Maloney is working feverishly to educate aboriginal communities
about climate change and get government—any government, to notice. So
far, no interest from Canada, the province or any municipality.

It’s no surprise to Maloney. “The Declaration on the Rights of
Indigenous Peoples was signed by all nations except the US, Canada and
New Zealand,” she reminds us. “Canada doesn’t invite aboriginal people
on delegations. Nova Scotia hasn’t talked to aboriginal people about
adaptation.”

Frustrated by the lack of local interest, Maloney, who comes from
Indian Brook reserve in Nova Scotia, represented the Mi’kmaq Grand
Council before the UN Permanent Forum. She invited the UN to
investigate the “human rights violations against the Mi’kmaq in regards
to the legislative and administrative barriers within the state system
in relation to mobility and safety issues restricting their ability to
adapt and mitigate the potentially disastrous affects of climate change
on an already vulnerable society.”

According to Maloney, the entire reserve system is a human rights
violation because it denies traditionally mobile cultures the ability
to move. “We never stayed in one place, it’s against our cultural and
environmental laws and the result is unhealthy communities. Indian
Brook was forced as far out of the way as possible, and once an
aboriginal person leaves the reserve their rights don’t follow them.”
The resulting lack of mobility will create a dangerous situation if the
predictions of climate experts hold true.

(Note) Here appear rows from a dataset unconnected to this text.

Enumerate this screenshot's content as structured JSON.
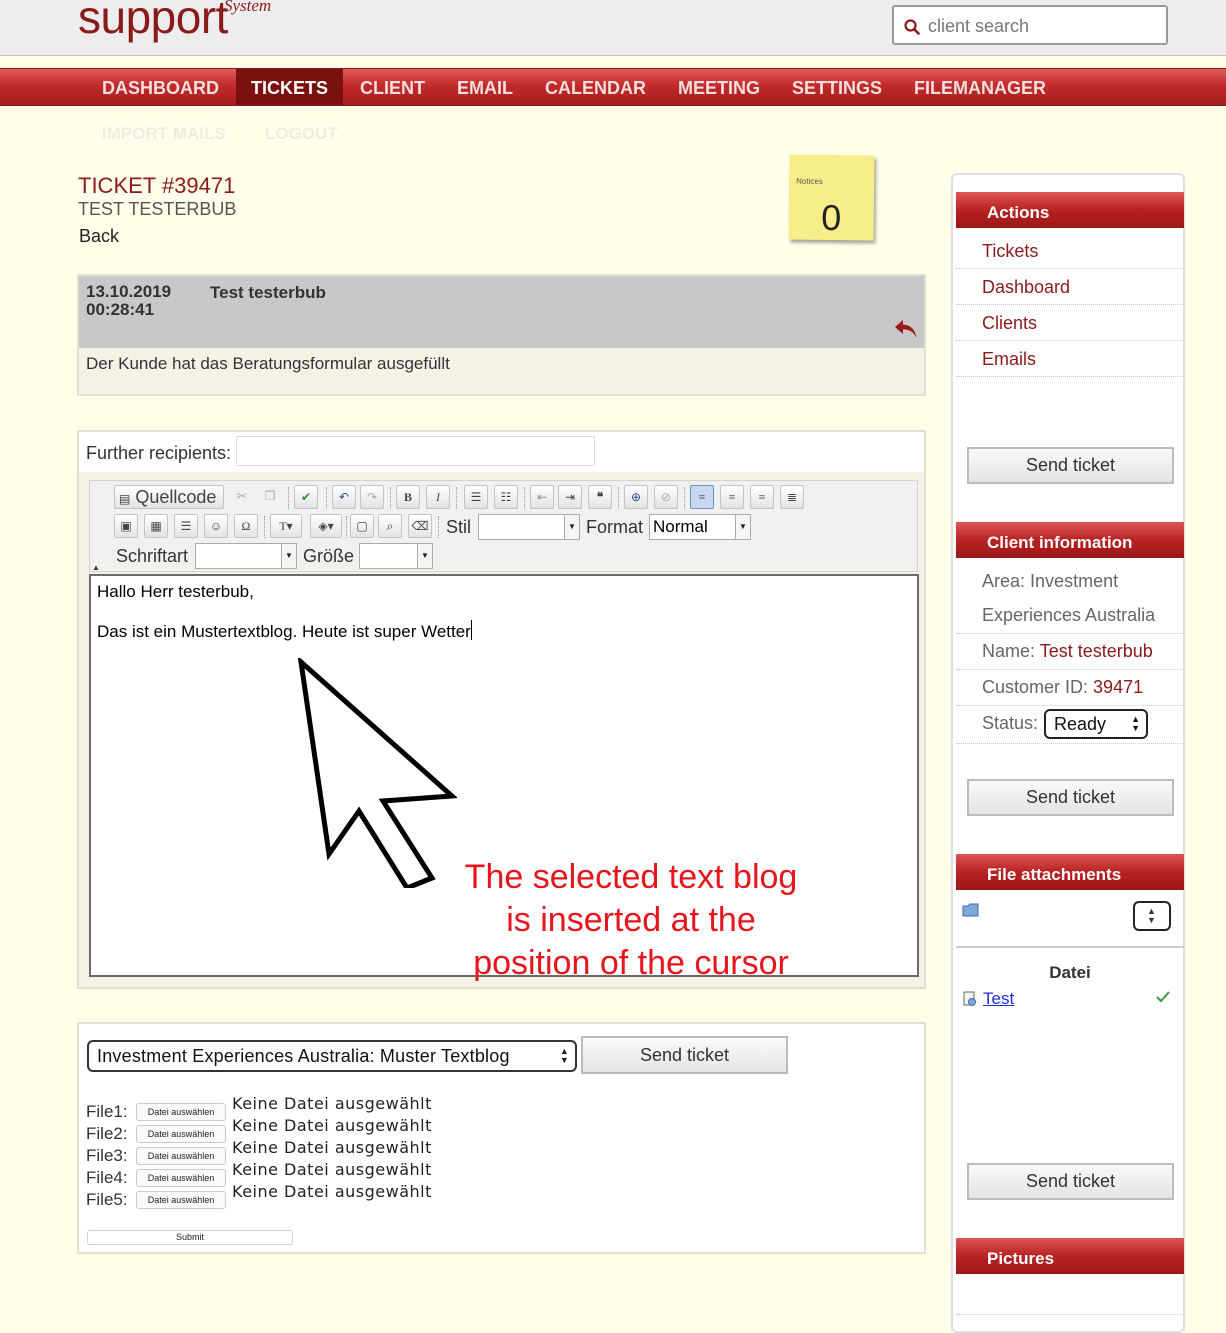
{
  "header": {
    "logo_main": "support",
    "logo_sup": "System",
    "search_placeholder": "client search"
  },
  "nav": {
    "items": [
      "DASHBOARD",
      "TICKETS",
      "CLIENT",
      "EMAIL",
      "CALENDAR",
      "MEETING",
      "SETTINGS",
      "FILEMANAGER"
    ],
    "active": "TICKETS",
    "sub_items": [
      "IMPORT MAILS",
      "LOGOUT"
    ]
  },
  "ticket": {
    "title": "TICKET #39471",
    "subtitle": "TEST TESTERBUB",
    "back_label": "Back"
  },
  "notice": {
    "label": "Notices",
    "count": "0"
  },
  "message": {
    "date": "13.10.2019",
    "time": "00:28:41",
    "author": "Test testerbub",
    "body": "Der Kunde hat das Beratungsformular ausgefüllt"
  },
  "editor": {
    "recipients_label": "Further recipients:",
    "recipients_value": "",
    "source_label": "Quellcode",
    "style_label": "Stil",
    "style_value": "",
    "format_label": "Format",
    "format_value": "Normal",
    "font_label": "Schriftart",
    "font_value": "",
    "size_label": "Größe",
    "size_value": "",
    "line1": "Hallo Herr testerbub,",
    "line2": "Das ist ein Mustertextblog. Heute ist super Wetter",
    "annotation": "The selected text blog is inserted at the position of the cursor"
  },
  "form": {
    "template_selected": "Investment Experiences Australia: Muster Textblog",
    "send_label": "Send ticket",
    "files": [
      {
        "label": "File1:",
        "button": "Datei auswählen",
        "status": "Keine Datei ausgewählt"
      },
      {
        "label": "File2:",
        "button": "Datei auswählen",
        "status": "Keine Datei ausgewählt"
      },
      {
        "label": "File3:",
        "button": "Datei auswählen",
        "status": "Keine Datei ausgewählt"
      },
      {
        "label": "File4:",
        "button": "Datei auswählen",
        "status": "Keine Datei ausgewählt"
      },
      {
        "label": "File5:",
        "button": "Datei auswählen",
        "status": "Keine Datei ausgewählt"
      }
    ],
    "submit_label": "Submit"
  },
  "sidebar": {
    "actions_title": "Actions",
    "actions": [
      "Tickets",
      "Dashboard",
      "Clients",
      "Emails"
    ],
    "send_label": "Send ticket",
    "client_title": "Client information",
    "area_label": "Area:",
    "area_value_1": "Investment",
    "area_value_2": "Experiences Australia",
    "name_label": "Name:",
    "name_value": "Test testerbub",
    "customer_id_label": "Customer ID:",
    "customer_id_value": "39471",
    "status_label": "Status:",
    "status_value": "Ready",
    "attachments_title": "File attachments",
    "datei_header": "Datei",
    "attachment_name": "Test",
    "pictures_title": "Pictures"
  },
  "colors": {
    "brand": "#8b1a1a",
    "nav_red": "#c22b2b",
    "annotation_red": "#e8141b",
    "page_bg": "#fffee9"
  }
}
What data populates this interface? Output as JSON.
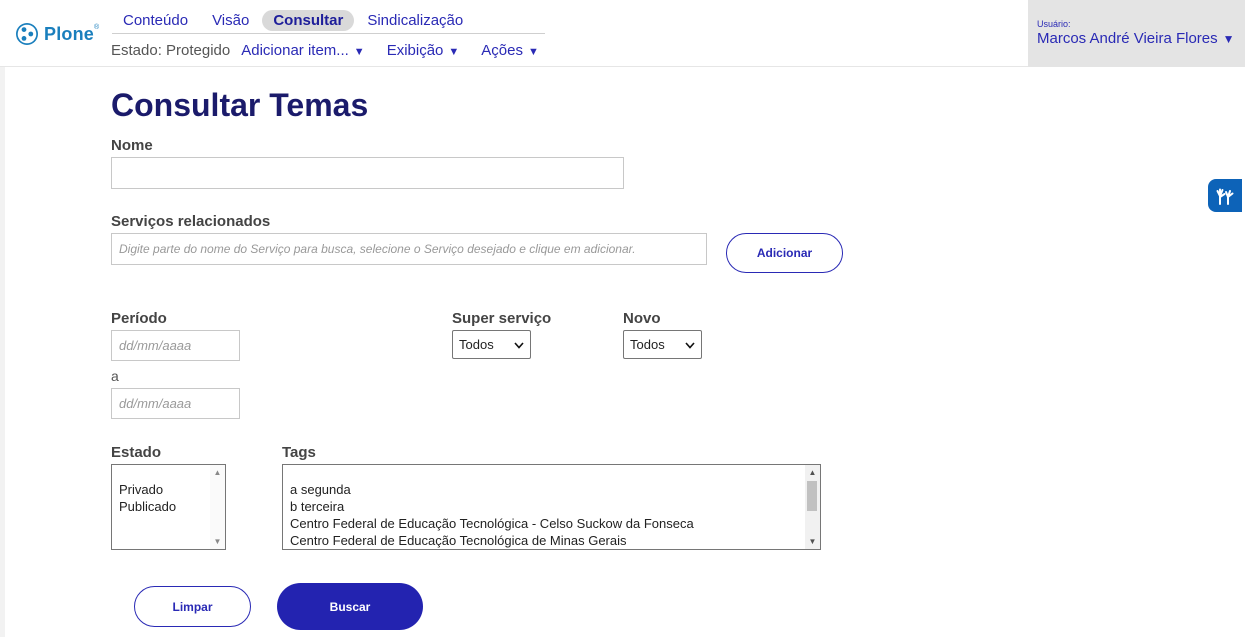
{
  "brand": {
    "name": "Plone",
    "mark": "®"
  },
  "nav": {
    "tabs": [
      {
        "label": "Conteúdo"
      },
      {
        "label": "Visão"
      },
      {
        "label": "Consultar",
        "active": true
      },
      {
        "label": "Sindicalização"
      }
    ],
    "state": "Estado: Protegido",
    "menus": [
      {
        "label": "Adicionar item..."
      },
      {
        "label": "Exibição"
      },
      {
        "label": "Ações"
      }
    ]
  },
  "user": {
    "label": "Usuário:",
    "name": "Marcos André Vieira Flores"
  },
  "page": {
    "title": "Consultar Temas"
  },
  "form": {
    "nome": {
      "label": "Nome",
      "value": ""
    },
    "servicos": {
      "label": "Serviços relacionados",
      "placeholder": "Digite parte do nome do Serviço para busca, selecione o Serviço desejado e clique em adicionar.",
      "add_label": "Adicionar"
    },
    "periodo": {
      "label": "Período",
      "from_placeholder": "dd/mm/aaaa",
      "sep": "a",
      "to_placeholder": "dd/mm/aaaa"
    },
    "super_servico": {
      "label": "Super serviço",
      "value": "Todos"
    },
    "novo": {
      "label": "Novo",
      "value": "Todos"
    },
    "estado": {
      "label": "Estado",
      "options": [
        "Privado",
        "Publicado"
      ]
    },
    "tags": {
      "label": "Tags",
      "options": [
        "a segunda",
        "b terceira",
        "Centro Federal de Educação Tecnológica - Celso Suckow da Fonseca",
        "Centro Federal de Educação Tecnológica de Minas Gerais"
      ]
    },
    "actions": {
      "clear_label": "Limpar",
      "search_label": "Buscar"
    }
  },
  "icons": {
    "logo": "plone-logo-icon",
    "accessibility": "vlibras-hands-icon",
    "caret": "▼",
    "scroll_up": "▲",
    "scroll_down": "▼"
  },
  "colors": {
    "accent": "#2a2ab5",
    "title": "#1b1b6b",
    "primary_button": "#2323b0",
    "vlibras": "#0d63b8",
    "brand": "#1a7fbd"
  }
}
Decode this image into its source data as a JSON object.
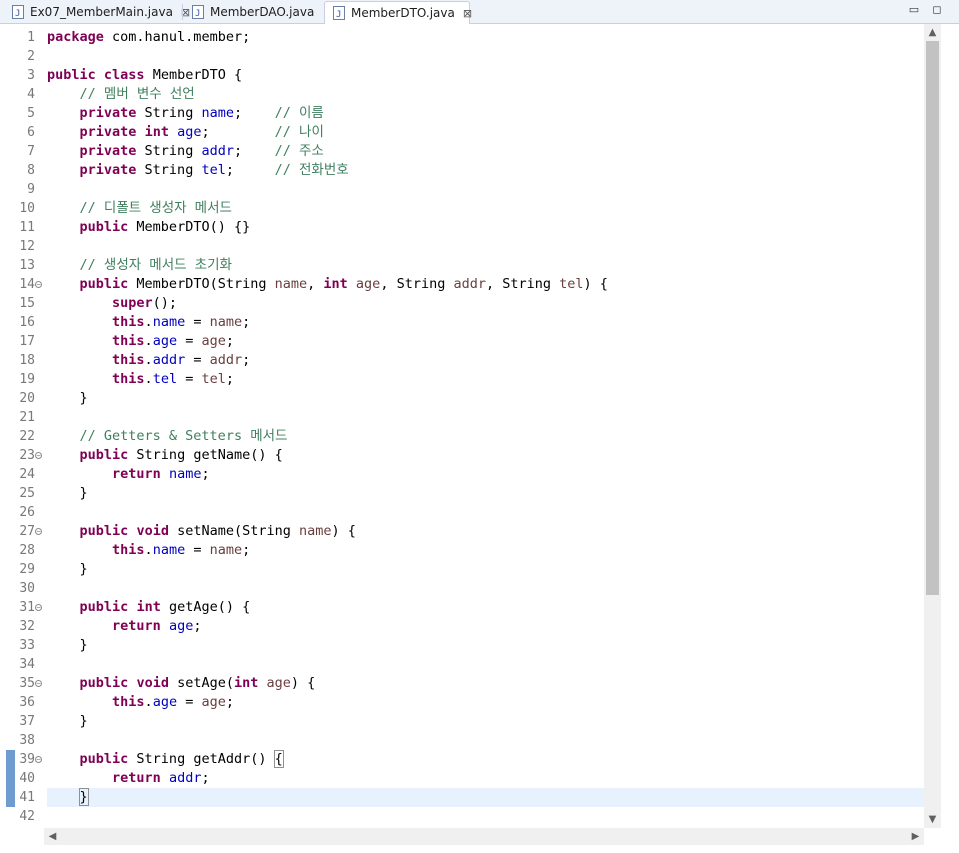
{
  "tabs": [
    {
      "label": "Ex07_MemberMain.java",
      "close": "⊠"
    },
    {
      "label": "MemberDAO.java",
      "close": ""
    },
    {
      "label": "MemberDTO.java",
      "close": "⊠",
      "active": true
    }
  ],
  "window_controls": {
    "minimize": "▭",
    "maximize": "◻"
  },
  "scroll": {
    "up": "▲",
    "down": "▼",
    "left": "◀",
    "right": "▶",
    "vertical_position": 0.0,
    "vertical_visible_fraction": 0.72
  },
  "editor": {
    "current_line": 41,
    "lines": [
      {
        "n": "1",
        "segs": [
          [
            "kw",
            "package"
          ],
          [
            "t",
            " com.hanul.member;"
          ]
        ]
      },
      {
        "n": "2",
        "segs": []
      },
      {
        "n": "3",
        "segs": [
          [
            "kw",
            "public"
          ],
          [
            "t",
            " "
          ],
          [
            "kw",
            "class"
          ],
          [
            "t",
            " MemberDTO {"
          ]
        ]
      },
      {
        "n": "4",
        "segs": [
          [
            "t",
            "    "
          ],
          [
            "cmt",
            "// 멤버 변수 선언"
          ]
        ]
      },
      {
        "n": "5",
        "segs": [
          [
            "t",
            "    "
          ],
          [
            "kw",
            "private"
          ],
          [
            "t",
            " String "
          ],
          [
            "fld",
            "name"
          ],
          [
            "t",
            ";    "
          ],
          [
            "cmt",
            "// 이름"
          ]
        ]
      },
      {
        "n": "6",
        "segs": [
          [
            "t",
            "    "
          ],
          [
            "kw",
            "private"
          ],
          [
            "t",
            " "
          ],
          [
            "kw",
            "int"
          ],
          [
            "t",
            " "
          ],
          [
            "fld",
            "age"
          ],
          [
            "t",
            ";        "
          ],
          [
            "cmt",
            "// 나이"
          ]
        ]
      },
      {
        "n": "7",
        "segs": [
          [
            "t",
            "    "
          ],
          [
            "kw",
            "private"
          ],
          [
            "t",
            " String "
          ],
          [
            "fld",
            "addr"
          ],
          [
            "t",
            ";    "
          ],
          [
            "cmt",
            "// 주소"
          ]
        ]
      },
      {
        "n": "8",
        "segs": [
          [
            "t",
            "    "
          ],
          [
            "kw",
            "private"
          ],
          [
            "t",
            " String "
          ],
          [
            "fld",
            "tel"
          ],
          [
            "t",
            ";     "
          ],
          [
            "cmt",
            "// 전화번호"
          ]
        ]
      },
      {
        "n": "9",
        "segs": []
      },
      {
        "n": "10",
        "segs": [
          [
            "t",
            "    "
          ],
          [
            "cmt",
            "// 디폴트 생성자 메서드"
          ]
        ]
      },
      {
        "n": "11",
        "segs": [
          [
            "t",
            "    "
          ],
          [
            "kw",
            "public"
          ],
          [
            "t",
            " MemberDTO() {}"
          ]
        ]
      },
      {
        "n": "12",
        "segs": []
      },
      {
        "n": "13",
        "segs": [
          [
            "t",
            "    "
          ],
          [
            "cmt",
            "// 생성자 메서드 초기화"
          ]
        ]
      },
      {
        "n": "14",
        "fold": "−",
        "segs": [
          [
            "t",
            "    "
          ],
          [
            "kw",
            "public"
          ],
          [
            "t",
            " MemberDTO(String "
          ],
          [
            "prm",
            "name"
          ],
          [
            "t",
            ", "
          ],
          [
            "kw",
            "int"
          ],
          [
            "t",
            " "
          ],
          [
            "prm",
            "age"
          ],
          [
            "t",
            ", String "
          ],
          [
            "prm",
            "addr"
          ],
          [
            "t",
            ", String "
          ],
          [
            "prm",
            "tel"
          ],
          [
            "t",
            ") {"
          ]
        ]
      },
      {
        "n": "15",
        "segs": [
          [
            "t",
            "        "
          ],
          [
            "kw",
            "super"
          ],
          [
            "t",
            "();"
          ]
        ]
      },
      {
        "n": "16",
        "segs": [
          [
            "t",
            "        "
          ],
          [
            "kw",
            "this"
          ],
          [
            "t",
            "."
          ],
          [
            "fld",
            "name"
          ],
          [
            "t",
            " = "
          ],
          [
            "prm",
            "name"
          ],
          [
            "t",
            ";"
          ]
        ]
      },
      {
        "n": "17",
        "segs": [
          [
            "t",
            "        "
          ],
          [
            "kw",
            "this"
          ],
          [
            "t",
            "."
          ],
          [
            "fld",
            "age"
          ],
          [
            "t",
            " = "
          ],
          [
            "prm",
            "age"
          ],
          [
            "t",
            ";"
          ]
        ]
      },
      {
        "n": "18",
        "segs": [
          [
            "t",
            "        "
          ],
          [
            "kw",
            "this"
          ],
          [
            "t",
            "."
          ],
          [
            "fld",
            "addr"
          ],
          [
            "t",
            " = "
          ],
          [
            "prm",
            "addr"
          ],
          [
            "t",
            ";"
          ]
        ]
      },
      {
        "n": "19",
        "segs": [
          [
            "t",
            "        "
          ],
          [
            "kw",
            "this"
          ],
          [
            "t",
            "."
          ],
          [
            "fld",
            "tel"
          ],
          [
            "t",
            " = "
          ],
          [
            "prm",
            "tel"
          ],
          [
            "t",
            ";"
          ]
        ]
      },
      {
        "n": "20",
        "segs": [
          [
            "t",
            "    }"
          ]
        ]
      },
      {
        "n": "21",
        "segs": []
      },
      {
        "n": "22",
        "segs": [
          [
            "t",
            "    "
          ],
          [
            "cmt",
            "// Getters & Setters 메서드"
          ]
        ]
      },
      {
        "n": "23",
        "fold": "−",
        "segs": [
          [
            "t",
            "    "
          ],
          [
            "kw",
            "public"
          ],
          [
            "t",
            " String getName() {"
          ]
        ]
      },
      {
        "n": "24",
        "segs": [
          [
            "t",
            "        "
          ],
          [
            "kw",
            "return"
          ],
          [
            "t",
            " "
          ],
          [
            "fld",
            "name"
          ],
          [
            "t",
            ";"
          ]
        ]
      },
      {
        "n": "25",
        "segs": [
          [
            "t",
            "    }"
          ]
        ]
      },
      {
        "n": "26",
        "segs": []
      },
      {
        "n": "27",
        "fold": "−",
        "segs": [
          [
            "t",
            "    "
          ],
          [
            "kw",
            "public"
          ],
          [
            "t",
            " "
          ],
          [
            "kw",
            "void"
          ],
          [
            "t",
            " setName(String "
          ],
          [
            "prm",
            "name"
          ],
          [
            "t",
            ") {"
          ]
        ]
      },
      {
        "n": "28",
        "segs": [
          [
            "t",
            "        "
          ],
          [
            "kw",
            "this"
          ],
          [
            "t",
            "."
          ],
          [
            "fld",
            "name"
          ],
          [
            "t",
            " = "
          ],
          [
            "prm",
            "name"
          ],
          [
            "t",
            ";"
          ]
        ]
      },
      {
        "n": "29",
        "segs": [
          [
            "t",
            "    }"
          ]
        ]
      },
      {
        "n": "30",
        "segs": []
      },
      {
        "n": "31",
        "fold": "−",
        "segs": [
          [
            "t",
            "    "
          ],
          [
            "kw",
            "public"
          ],
          [
            "t",
            " "
          ],
          [
            "kw",
            "int"
          ],
          [
            "t",
            " getAge() {"
          ]
        ]
      },
      {
        "n": "32",
        "segs": [
          [
            "t",
            "        "
          ],
          [
            "kw",
            "return"
          ],
          [
            "t",
            " "
          ],
          [
            "fld",
            "age"
          ],
          [
            "t",
            ";"
          ]
        ]
      },
      {
        "n": "33",
        "segs": [
          [
            "t",
            "    }"
          ]
        ]
      },
      {
        "n": "34",
        "segs": []
      },
      {
        "n": "35",
        "fold": "−",
        "segs": [
          [
            "t",
            "    "
          ],
          [
            "kw",
            "public"
          ],
          [
            "t",
            " "
          ],
          [
            "kw",
            "void"
          ],
          [
            "t",
            " setAge("
          ],
          [
            "kw",
            "int"
          ],
          [
            "t",
            " "
          ],
          [
            "prm",
            "age"
          ],
          [
            "t",
            ") {"
          ]
        ]
      },
      {
        "n": "36",
        "segs": [
          [
            "t",
            "        "
          ],
          [
            "kw",
            "this"
          ],
          [
            "t",
            "."
          ],
          [
            "fld",
            "age"
          ],
          [
            "t",
            " = "
          ],
          [
            "prm",
            "age"
          ],
          [
            "t",
            ";"
          ]
        ]
      },
      {
        "n": "37",
        "segs": [
          [
            "t",
            "    }"
          ]
        ]
      },
      {
        "n": "38",
        "segs": []
      },
      {
        "n": "39",
        "fold": "−",
        "mark": true,
        "segs": [
          [
            "t",
            "    "
          ],
          [
            "kw",
            "public"
          ],
          [
            "t",
            " String getAddr() "
          ],
          [
            "bm",
            "{"
          ]
        ]
      },
      {
        "n": "40",
        "mark": true,
        "segs": [
          [
            "t",
            "        "
          ],
          [
            "kw",
            "return"
          ],
          [
            "t",
            " "
          ],
          [
            "fld",
            "addr"
          ],
          [
            "t",
            ";"
          ]
        ]
      },
      {
        "n": "41",
        "mark": true,
        "caret": true,
        "segs": [
          [
            "t",
            "    "
          ],
          [
            "bm",
            "}"
          ]
        ]
      },
      {
        "n": "42",
        "segs": []
      }
    ]
  }
}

Maloney has not received an official response to her invitation, but
as she explains, “I’m setting a seed. Next year the UN is going to
focus on the denial of aboriginal rights in North America.” During that
campaign, she hopes to bring a group of aboriginal youth to UN
headquarters in New York City. “Their generation will follow up on our
basic rights to mobility, food and clean water, but right now
international indigenous rights are a very new focus.”

Empowered by a better understanding of its rights, she hopes that
generation will have the opportunity to live in healthy, vibrant
aboriginal communities able to adapt to climate change on their own.
For now, Maloney argues that a little money invested in climate change
preparation for aboriginal reserves could save a lot of lives.

“But they don’t deal with it until after the disaster has happened,”
she adds. “Look how only after a surge of suicides in Eskasoni did the
government fund a crisis centre there. Aboriginal women have been going
missing for 20 or 30 years and only now people are starting to
notice.”

As the harbour keeps rising and the deniers keep denying, it seems
foresight remains elusive in the dominant culture.